Kontroversi di Lapangan
Kontroversi ini bukan yang pertama kali melibatkan Argentina terkait isu Kepulauan Falkland, yang oleh Argentina disebut Malvinas. Wilayah seberang laut milik Inggris di Samudra Atlantik Selatan ini telah menjadi sumber perselisihan antara kedua negara, yang memuncak pada perang selama 74 hari pada 1982. Konflik tersebut menewaskan 655 tentara Argentina, 255 tentara Inggris, serta tiga warga sipil di kepulauan itu.
Sebelum pertandingan semifinal, pelatih Argentina Lionel Scaloni telah menyatakan bahwa ia tidak ingin pertandingan melawan Inggris dikaitkan dengan konflik sejarah kedua negara. Ia menyebut perang tersebut sebagai periode yang sangat menyedihkan dalam sejarah Argentina, dan menegaskan bahwa sepak bola seharusnya tidak dicampur dengan persoalan politik. Namun, setelah pertandingan usai, para pemain Argentina tetap membentangkan spanduk Malvinas dalam selebrasi kemenangan mereka.

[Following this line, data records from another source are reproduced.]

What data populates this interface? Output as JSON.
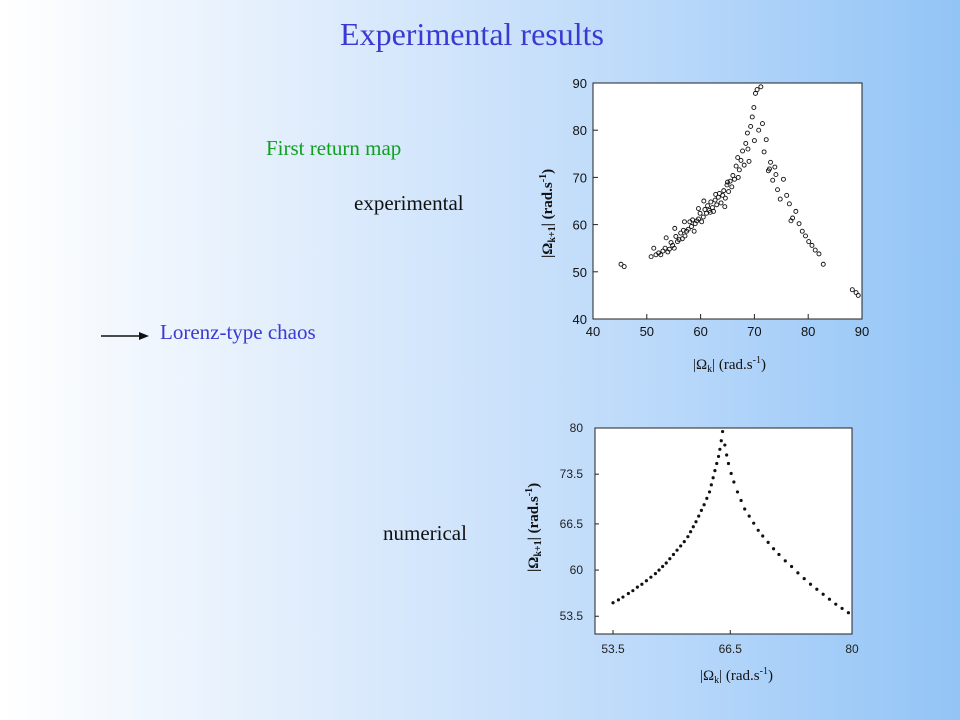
{
  "slide": {
    "title": "Experimental results",
    "subtitle": "First return map",
    "label_experimental": "experimental",
    "label_numerical": "numerical",
    "arrow_text": "Lorenz-type chaos",
    "title_color": "#3a3ad2",
    "subtitle_color": "#10a020"
  },
  "axis_labels": {
    "x_main": "|Ω",
    "x_sub": "k",
    "x_unit": "| (rad.s",
    "x_sup": "-1",
    "x_close": ")",
    "y_main": "|Ω",
    "y_sub": "k+1",
    "y_unit": "| (rad.s",
    "y_sup": "-1",
    "y_close": ")"
  },
  "chart_data": [
    {
      "type": "scatter",
      "title": "",
      "xlim": [
        40,
        90
      ],
      "ylim": [
        40,
        90
      ],
      "xticks": [
        40,
        50,
        60,
        70,
        80,
        90
      ],
      "yticks": [
        40,
        50,
        60,
        70,
        80,
        90
      ],
      "marker": "open-circle",
      "points": [
        [
          45.2,
          51.6
        ],
        [
          45.8,
          51.1
        ],
        [
          50.8,
          53.2
        ],
        [
          51.3,
          55.0
        ],
        [
          51.7,
          53.6
        ],
        [
          52.2,
          54.0
        ],
        [
          52.6,
          53.6
        ],
        [
          53.0,
          54.4
        ],
        [
          53.4,
          55.0
        ],
        [
          53.6,
          57.2
        ],
        [
          53.9,
          54.2
        ],
        [
          54.2,
          54.8
        ],
        [
          54.5,
          56.2
        ],
        [
          54.8,
          55.6
        ],
        [
          55.1,
          55.0
        ],
        [
          55.4,
          57.5
        ],
        [
          55.7,
          56.4
        ],
        [
          56.0,
          56.8
        ],
        [
          56.3,
          58.2
        ],
        [
          56.6,
          57.0
        ],
        [
          56.8,
          58.8
        ],
        [
          57.1,
          57.6
        ],
        [
          57.4,
          58.6
        ],
        [
          57.7,
          59.0
        ],
        [
          58.0,
          60.6
        ],
        [
          58.3,
          59.6
        ],
        [
          58.5,
          61.0
        ],
        [
          58.8,
          58.6
        ],
        [
          59.0,
          60.2
        ],
        [
          59.3,
          60.8
        ],
        [
          59.6,
          61.2
        ],
        [
          59.9,
          62.4
        ],
        [
          60.2,
          60.6
        ],
        [
          60.5,
          61.6
        ],
        [
          60.8,
          63.2
        ],
        [
          61.1,
          62.4
        ],
        [
          61.3,
          64.0
        ],
        [
          61.6,
          63.0
        ],
        [
          61.9,
          64.8
        ],
        [
          62.2,
          63.6
        ],
        [
          62.4,
          62.8
        ],
        [
          62.7,
          65.2
        ],
        [
          63.0,
          64.2
        ],
        [
          63.3,
          65.8
        ],
        [
          63.5,
          66.6
        ],
        [
          63.8,
          64.6
        ],
        [
          64.1,
          66.2
        ],
        [
          64.3,
          67.2
        ],
        [
          64.6,
          65.6
        ],
        [
          64.9,
          68.4
        ],
        [
          65.2,
          67.0
        ],
        [
          65.5,
          69.2
        ],
        [
          65.8,
          68.0
        ],
        [
          66.0,
          70.4
        ],
        [
          66.3,
          69.6
        ],
        [
          66.6,
          72.4
        ],
        [
          66.9,
          74.2
        ],
        [
          67.2,
          71.6
        ],
        [
          67.5,
          73.6
        ],
        [
          67.8,
          75.6
        ],
        [
          68.1,
          72.6
        ],
        [
          68.4,
          77.2
        ],
        [
          68.7,
          79.4
        ],
        [
          69.0,
          73.4
        ],
        [
          69.3,
          80.8
        ],
        [
          69.6,
          82.8
        ],
        [
          69.9,
          84.8
        ],
        [
          70.2,
          87.8
        ],
        [
          70.5,
          88.6
        ],
        [
          70.8,
          80.0
        ],
        [
          71.2,
          89.2
        ],
        [
          71.5,
          81.4
        ],
        [
          71.8,
          75.4
        ],
        [
          72.2,
          78.0
        ],
        [
          72.6,
          71.4
        ],
        [
          73.0,
          73.2
        ],
        [
          73.4,
          69.4
        ],
        [
          73.8,
          72.2
        ],
        [
          74.3,
          67.4
        ],
        [
          74.8,
          65.4
        ],
        [
          75.4,
          69.6
        ],
        [
          76.0,
          66.2
        ],
        [
          76.5,
          64.4
        ],
        [
          77.1,
          61.4
        ],
        [
          77.7,
          62.8
        ],
        [
          78.3,
          60.2
        ],
        [
          78.9,
          58.6
        ],
        [
          79.5,
          57.6
        ],
        [
          80.1,
          56.4
        ],
        [
          80.7,
          55.6
        ],
        [
          81.3,
          54.6
        ],
        [
          82.0,
          53.8
        ],
        [
          82.8,
          51.6
        ],
        [
          55.2,
          59.2
        ],
        [
          57.0,
          60.6
        ],
        [
          59.6,
          63.4
        ],
        [
          61.8,
          62.6
        ],
        [
          64.5,
          63.8
        ],
        [
          67.0,
          70.0
        ],
        [
          60.6,
          65.0
        ],
        [
          62.8,
          66.4
        ],
        [
          65.0,
          69.0
        ],
        [
          68.8,
          76.0
        ],
        [
          70.0,
          77.8
        ],
        [
          72.8,
          71.8
        ],
        [
          74.0,
          70.6
        ],
        [
          76.8,
          60.8
        ],
        [
          88.2,
          46.2
        ],
        [
          88.9,
          45.6
        ],
        [
          89.3,
          45.0
        ]
      ]
    },
    {
      "type": "scatter",
      "title": "",
      "xlim": [
        51.5,
        80
      ],
      "ylim": [
        51,
        80
      ],
      "xticks": [
        53.5,
        66.5,
        80
      ],
      "yticks": [
        53.5,
        60,
        66.5,
        73.5,
        80
      ],
      "marker": "filled-dot",
      "left_branch": [
        [
          53.5,
          55.4
        ],
        [
          54.1,
          55.8
        ],
        [
          54.6,
          56.2
        ],
        [
          55.2,
          56.7
        ],
        [
          55.7,
          57.1
        ],
        [
          56.2,
          57.6
        ],
        [
          56.7,
          58.0
        ],
        [
          57.2,
          58.5
        ],
        [
          57.7,
          59.0
        ],
        [
          58.2,
          59.5
        ],
        [
          58.6,
          60.0
        ],
        [
          59.0,
          60.5
        ],
        [
          59.4,
          61.0
        ],
        [
          59.8,
          61.6
        ],
        [
          60.2,
          62.2
        ],
        [
          60.6,
          62.8
        ],
        [
          61.0,
          63.4
        ],
        [
          61.4,
          64.0
        ],
        [
          61.8,
          64.7
        ],
        [
          62.1,
          65.4
        ],
        [
          62.4,
          66.1
        ],
        [
          62.7,
          66.8
        ],
        [
          63.0,
          67.6
        ],
        [
          63.3,
          68.4
        ],
        [
          63.6,
          69.2
        ],
        [
          63.9,
          70.1
        ],
        [
          64.2,
          71.0
        ],
        [
          64.4,
          72.0
        ],
        [
          64.6,
          73.0
        ],
        [
          64.8,
          74.0
        ],
        [
          65.0,
          75.0
        ],
        [
          65.2,
          76.0
        ],
        [
          65.35,
          77.0
        ],
        [
          65.5,
          78.2
        ],
        [
          65.65,
          79.5
        ]
      ],
      "right_branch": [
        [
          65.9,
          77.6
        ],
        [
          66.1,
          76.2
        ],
        [
          66.3,
          75.0
        ],
        [
          66.6,
          73.6
        ],
        [
          66.9,
          72.4
        ],
        [
          67.3,
          71.0
        ],
        [
          67.7,
          69.8
        ],
        [
          68.1,
          68.6
        ],
        [
          68.6,
          67.6
        ],
        [
          69.1,
          66.6
        ],
        [
          69.6,
          65.6
        ],
        [
          70.1,
          64.8
        ],
        [
          70.7,
          63.9
        ],
        [
          71.3,
          63.0
        ],
        [
          71.9,
          62.2
        ],
        [
          72.6,
          61.3
        ],
        [
          73.3,
          60.5
        ],
        [
          74.0,
          59.6
        ],
        [
          74.7,
          58.8
        ],
        [
          75.4,
          58.0
        ],
        [
          76.1,
          57.3
        ],
        [
          76.8,
          56.6
        ],
        [
          77.5,
          55.9
        ],
        [
          78.2,
          55.2
        ],
        [
          78.9,
          54.6
        ],
        [
          79.6,
          54.0
        ]
      ]
    }
  ]
}
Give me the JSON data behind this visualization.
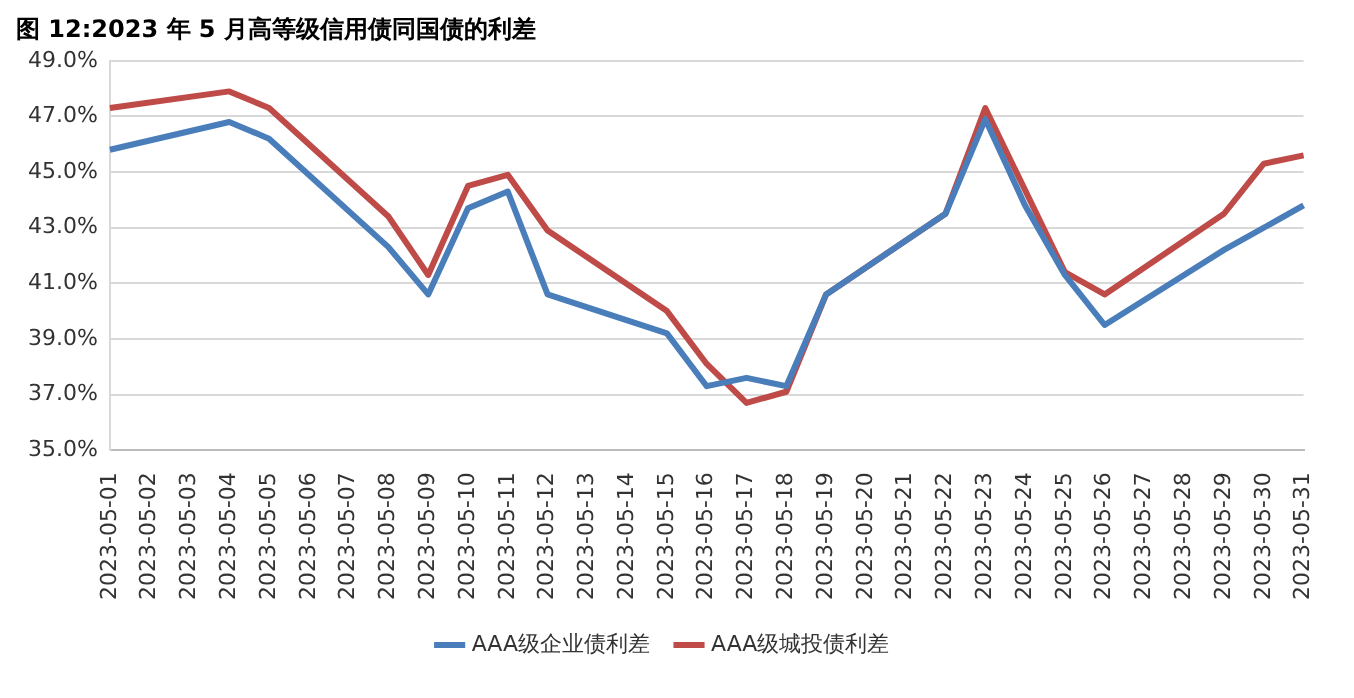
{
  "chart_data": {
    "type": "line",
    "title": "图 12:2023 年 5 月高等级信用债同国债的利差",
    "categories": [
      "2023-05-01",
      "2023-05-02",
      "2023-05-03",
      "2023-05-04",
      "2023-05-05",
      "2023-05-06",
      "2023-05-07",
      "2023-05-08",
      "2023-05-09",
      "2023-05-10",
      "2023-05-11",
      "2023-05-12",
      "2023-05-13",
      "2023-05-14",
      "2023-05-15",
      "2023-05-16",
      "2023-05-17",
      "2023-05-18",
      "2023-05-19",
      "2023-05-20",
      "2023-05-21",
      "2023-05-22",
      "2023-05-23",
      "2023-05-24",
      "2023-05-25",
      "2023-05-26",
      "2023-05-27",
      "2023-05-28",
      "2023-05-29",
      "2023-05-30",
      "2023-05-31"
    ],
    "series": [
      {
        "name": "AAA级企业债利差",
        "color": "#4a7ebb",
        "values": [
          45.8,
          null,
          null,
          46.8,
          46.2,
          null,
          null,
          42.3,
          40.6,
          43.7,
          44.3,
          40.6,
          null,
          null,
          39.2,
          37.3,
          37.6,
          37.3,
          40.6,
          null,
          null,
          43.5,
          46.9,
          43.8,
          41.3,
          39.5,
          null,
          null,
          42.2,
          null,
          43.8
        ]
      },
      {
        "name": "AAA级城投债利差",
        "color": "#be4b48",
        "values": [
          47.3,
          null,
          null,
          47.9,
          47.3,
          null,
          null,
          43.4,
          41.3,
          44.5,
          44.9,
          42.9,
          null,
          null,
          40.0,
          38.1,
          36.7,
          37.1,
          40.6,
          null,
          null,
          43.5,
          47.3,
          null,
          41.4,
          40.6,
          null,
          null,
          43.5,
          45.3,
          45.6
        ]
      }
    ],
    "ylim": [
      35,
      49
    ],
    "yticks": [
      {
        "value": 35,
        "label": "35.0%"
      },
      {
        "value": 37,
        "label": "37.0%"
      },
      {
        "value": 39,
        "label": "39.0%"
      },
      {
        "value": 41,
        "label": "41.0%"
      },
      {
        "value": 43,
        "label": "43.0%"
      },
      {
        "value": 45,
        "label": "45.0%"
      },
      {
        "value": 47,
        "label": "47.0%"
      },
      {
        "value": 49,
        "label": "49.0%"
      }
    ],
    "grid": "y",
    "legend": "bottom",
    "marker": "none",
    "line_style": "solid"
  }
}
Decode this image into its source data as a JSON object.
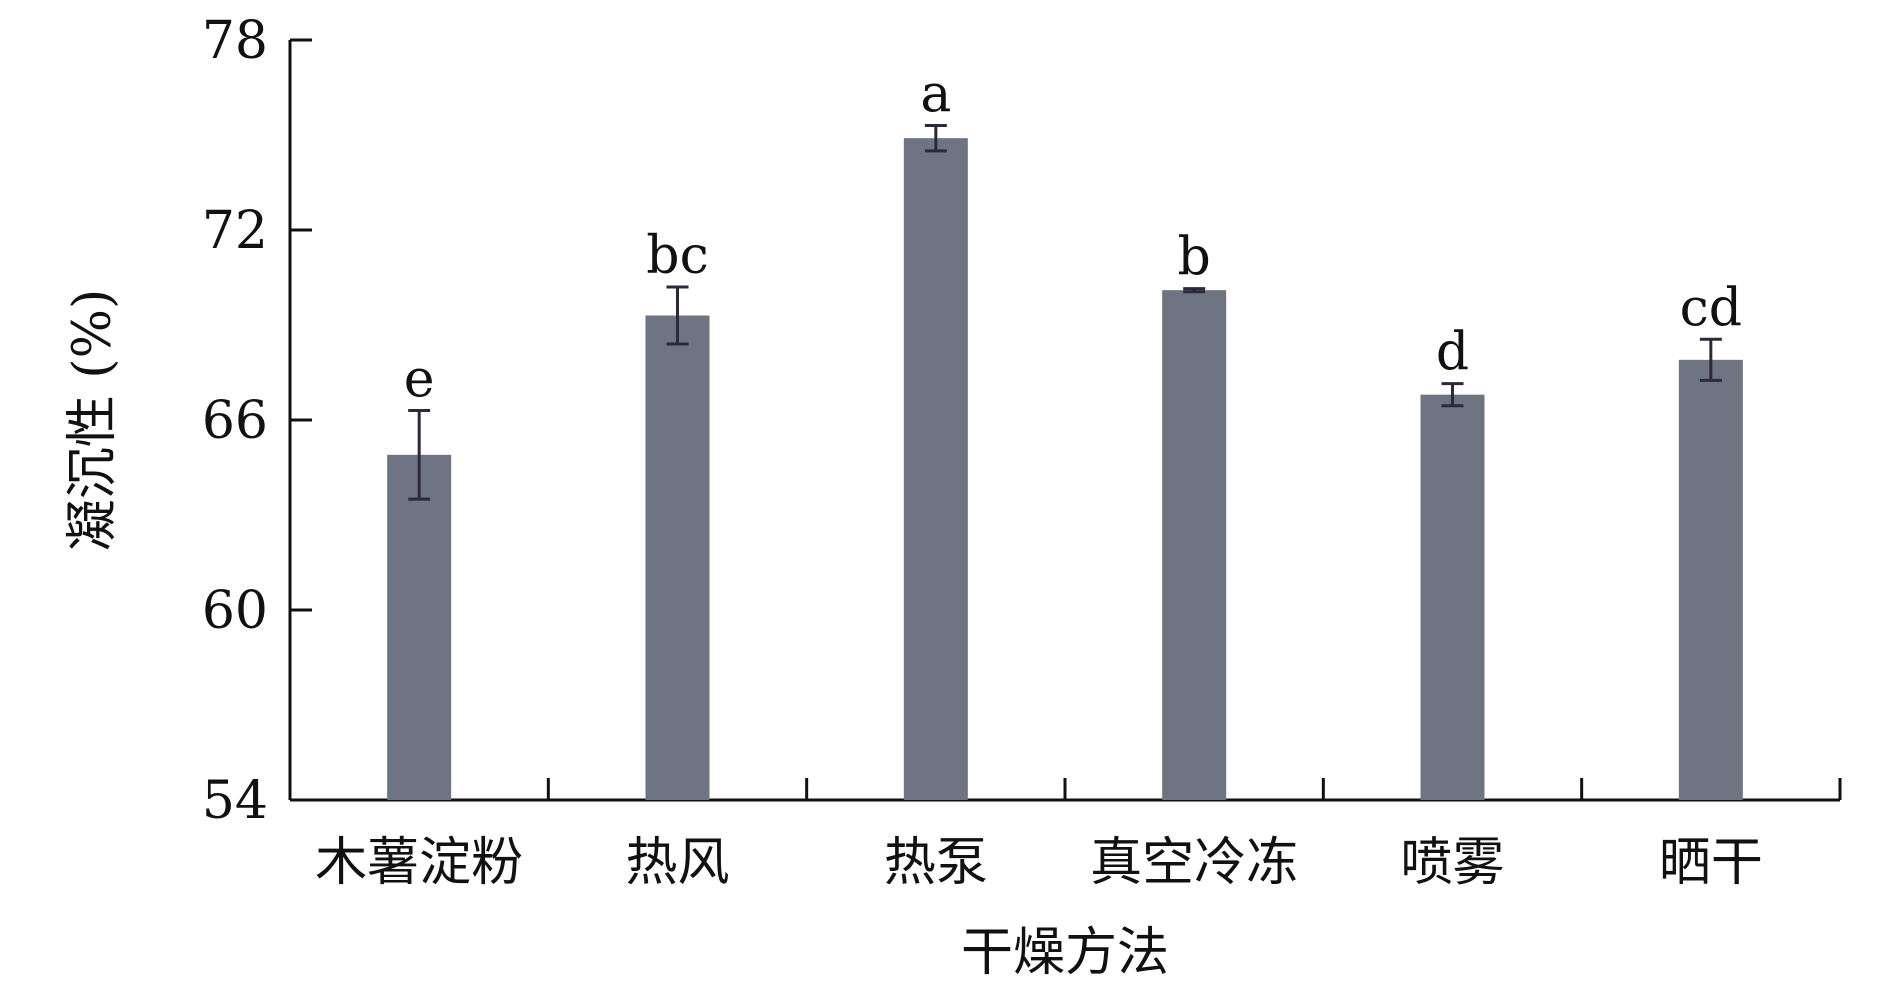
{
  "chart_data": {
    "type": "bar",
    "categories": [
      "木薯淀粉",
      "热风",
      "热泵",
      "真空冷冻",
      "喷雾",
      "晒干"
    ],
    "values": [
      64.9,
      69.3,
      74.9,
      70.1,
      66.8,
      67.9
    ],
    "errors": [
      1.4,
      0.9,
      0.4,
      0.05,
      0.35,
      0.65
    ],
    "significance": [
      "e",
      "bc",
      "a",
      "b",
      "d",
      "cd"
    ],
    "xlabel": "干燥方法",
    "ylabel": "凝沉性 (%)",
    "ylim": [
      54,
      78
    ],
    "yticks": [
      "54",
      "60",
      "66",
      "72",
      "78"
    ],
    "bar_color": "#6f7483",
    "grid": false,
    "legend": "none"
  }
}
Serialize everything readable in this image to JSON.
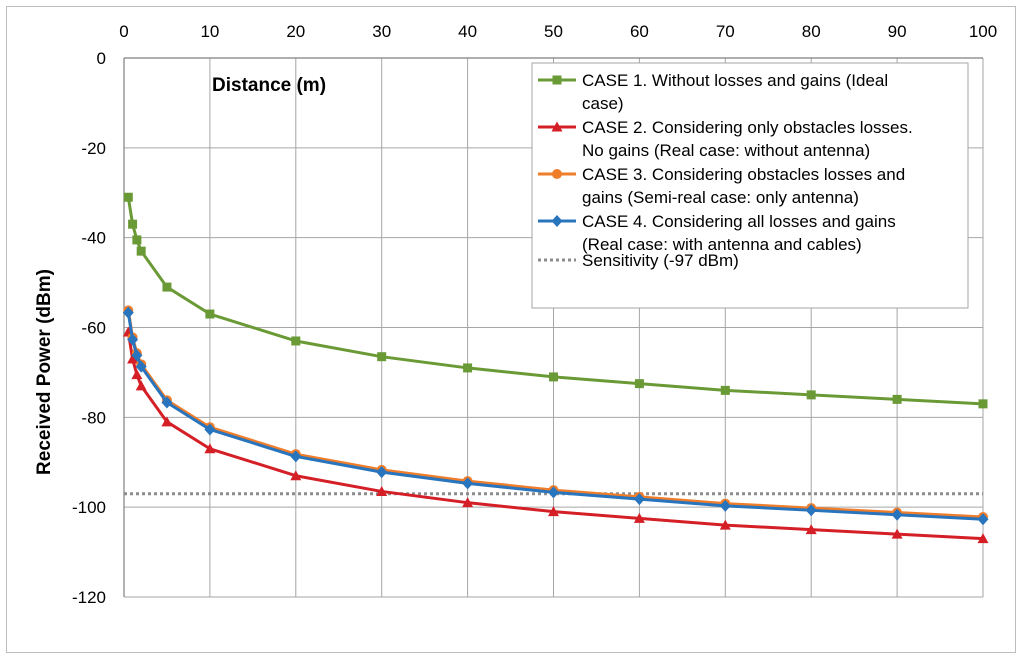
{
  "chart_data": {
    "type": "line",
    "xlabel": "Distance (m)",
    "ylabel": "Received Power (dBm)",
    "xlim": [
      0,
      100
    ],
    "ylim": [
      -120,
      0
    ],
    "xticks": [
      0,
      10,
      20,
      30,
      40,
      50,
      60,
      70,
      80,
      90,
      100
    ],
    "yticks": [
      0,
      -20,
      -40,
      -60,
      -80,
      -100,
      -120
    ],
    "grid": true,
    "legend_position": "top-right",
    "x": [
      0.5,
      1,
      1.5,
      2,
      5,
      10,
      20,
      30,
      40,
      50,
      60,
      70,
      80,
      90,
      100
    ],
    "series": [
      {
        "name": "CASE 1. Without losses and gains (Ideal case)",
        "legend_lines": [
          "CASE 1. Without losses and gains (Ideal",
          "case)"
        ],
        "color": "#6a9a35",
        "marker": "square",
        "values": [
          -31,
          -37,
          -40.5,
          -43,
          -51,
          -57,
          -63,
          -66.5,
          -69,
          -71,
          -72.5,
          -74,
          -75,
          -76,
          -77
        ]
      },
      {
        "name": "CASE 2. Considering only obstacles losses. No gains (Real case: without antenna)",
        "legend_lines": [
          "CASE 2. Considering only obstacles losses.",
          "No gains (Real case: without antenna)"
        ],
        "color": "#d51f26",
        "marker": "triangle",
        "values": [
          -61,
          -67,
          -70.5,
          -73,
          -81,
          -87,
          -93,
          -96.5,
          -99,
          -101,
          -102.5,
          -104,
          -105,
          -106,
          -107
        ]
      },
      {
        "name": "CASE 3. Considering obstacles losses and gains (Semi-real case: only antenna)",
        "legend_lines": [
          "CASE 3. Considering obstacles losses and",
          "gains (Semi-real case: only antenna)"
        ],
        "color": "#f07d2a",
        "marker": "circle",
        "values": [
          -56.2,
          -62.2,
          -65.7,
          -68.2,
          -76.2,
          -82.2,
          -88.2,
          -91.7,
          -94.2,
          -96.2,
          -97.7,
          -99.2,
          -100.2,
          -101.2,
          -102.2
        ]
      },
      {
        "name": "CASE 4. Considering all losses and gains (Real case: with antenna and cables)",
        "legend_lines": [
          "CASE 4. Considering all losses and gains",
          "(Real case: with antenna and cables)"
        ],
        "color": "#2874bd",
        "marker": "diamond",
        "values": [
          -56.7,
          -62.7,
          -66.2,
          -68.7,
          -76.7,
          -82.7,
          -88.7,
          -92.2,
          -94.7,
          -96.7,
          -98.2,
          -99.7,
          -100.7,
          -101.7,
          -102.7
        ]
      }
    ],
    "reference_lines": [
      {
        "name": "Sensitivity (-97 dBm)",
        "value": -97,
        "color": "#8c8c8c",
        "style": "dotted"
      }
    ]
  }
}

Wakil Presiden Argentina, Victoria Villarruel, juga menanggapi kontroversi ini melalui unggahan di media sosial X. Ia menulis bahwa kemenangan atas Inggris bukan sekadar pertandingan biasa dan kembali menegaskan bahwa Kepulauan Falkland adalah milik Argentina. Sebelum laga, Villarruel bahkan menyebut semifinal melawan Inggris sebagai kesempatan untuk menempatkan para penjajah pada tempatnya.
Tindakan Disipliner yang Mungkin Terjadi
IFAB menegaskan bahwa setiap pelanggaran dapat dikenai sanksi oleh penyelenggara kompetisi, asosiasi sepak bola nasional, maupun FIFA. Hingga saat ini, FIFA belum memberikan komentar resmi terkait kemungkinan tindakan disipliner terhadap Argentina. Namun, insiden serupa pernah terjadi pada 2014, ketika FIFA menjatuhkan denda sebesar 20.000 poundsterling kepada Federasi Sepak Bola Argentina (AFA) setelah para pemain mengangkat spanduk dengan tulisan yang sama menjelang pertandingan persahabatan melawan Slovenia.

Kala itu, FIFA menyatakan bahwa tindakan tersebut melanggar aturan mengenai aksi politik dan pelanggaran disiplin tim. Dalam selebrasi terbaru, Giovani Lo Celso terlihat membawa spanduk tersebut, yang kemudian dibentangkan di depan tribune pendukung. Pemain lain seperti Lionel Messi, Cristian Romero, dan Lautaro Martinez juga terlihat bersama spanduk tersebut, sebelum Nicolas Otamendi meminta Lo Celso untuk menurunkannya ke tanah.
Kejadian ini menjadi viral, dan FIFA dapat melakukan penyelidikan jika ada laporan dari wasit terkait insiden tersebut. Sentimen nasionalisme terkait Malvinas tetap menjadi persoalan sensitif dalam hubungan antara Argentina dan Inggris.
Meskipun hasil referendum tahun 2013 menunjukkan mayoritas masyarakat di Kepulauan Falkland ingin tetap berada di bawah kekuasaan Inggris, Argentina masih mengklaim kepulauan tersebut sebagai miliknya.